We moderns push our luck with galley kitchens which often occupy part of a larger family space where kids can sprawl with homework or video games, non-cooks can read the paper, or converse with the cook or pals, where sociability occurs in ear shot or sight of the one peeling potatoes, mixing cakes, and washing up.

More desirable, I believe, is a kitchen commodious enough to accommodate a helper or companiable friend lending a helping hand, or a youthful, aspirational cook pleading, “Let me help, I can do it.”

Some cooks, of course, prefer solitary splendor where they can concentrate uninterrupted on the task at hand, so for them a little isolation benefits.

An absolutely perfect kitchen would be the one I remember at my grandma’s house when I was very young. A black and chrome cookstove, burning kerosene, heated the space and warmed the maternal backside. I don’t recall Gram leaning against the stove, but

Mom took ribbing about singed apron strings. I lean against my stove, too, and perfectly understand the attraction.

In the center of Gram’s kitchen sat a green painted table, used for a work surface and for socializing and eating. Grandmother-made flour-sack tablecloths covered it at mealtime and the treadle-operated sewing machine she used to make them sat against the wall under the staircase.

Grampa occupied a Morris chair in one corner, next to the Hoosier cabinet. A kitchen sink with a window next to it filled another corner. Cat dishes occupied a spot on the floor by the stove.

Gram and Grampa had another room for state occasions, half-living room, half dining-room.
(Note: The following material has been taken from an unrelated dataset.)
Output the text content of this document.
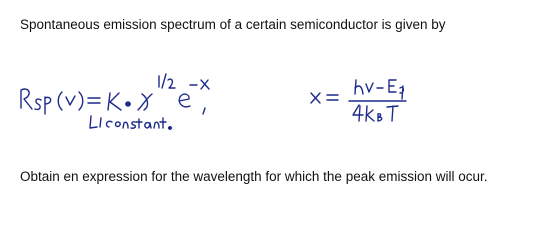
Spontaneous emission spectrum of a certain semiconductor is given by

Obtain en expression for the wavelength for which the peak emission will ocur.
I recall Thanksgiving in there but remember many more times in the kitchen, the center of their sometimes difficult domestic life, as they struggled their way out of the Great

Depression, huddled the night of the ’38 hurricane, sat out World War II counting ration points, and stormed about Grandpa’s alcoholism.

Quite probably, I’m projecting personal kitchen preferences here. I love my kitchen which occupies a space in the ell separated in the late 1880s from the main house by Capt. Bunker so that he and Adriana could swank it up a bit with a dedicated living room, dining room, and parlor. The house has a front door, though a large assertive doorbell on the kitchen door signals that here was the main entry.

Despite, or perhaps because of the patina of a century or so since the last spate of improvement, people (who have grandchildren of their own) walk into this kitchen and exclaim “This reminds me of my grandmother’s kitchen.” One neighbor says, “I love what you haven’t done to your kitchen.”

It’s clearly the heart of my home. The wood-burning cookstove, while generating considerable mess of ash and chips of fire wood, warms the space in winter. Vegetables in baskets waiting for processing line a section of wall.

After snow, we dry and warm boots behind the stove. A cat dish occupies a spot on the floor by the stove. The kitchen’s spacious enough that pals sit nearby and chat while I peel, chop, simmer. Close friends snug up for a cozy supper around the kitchen table even with dirty dishes piled up in the sink and strewn along the counter.

Real friends don’t care and nobody’s taking pictures.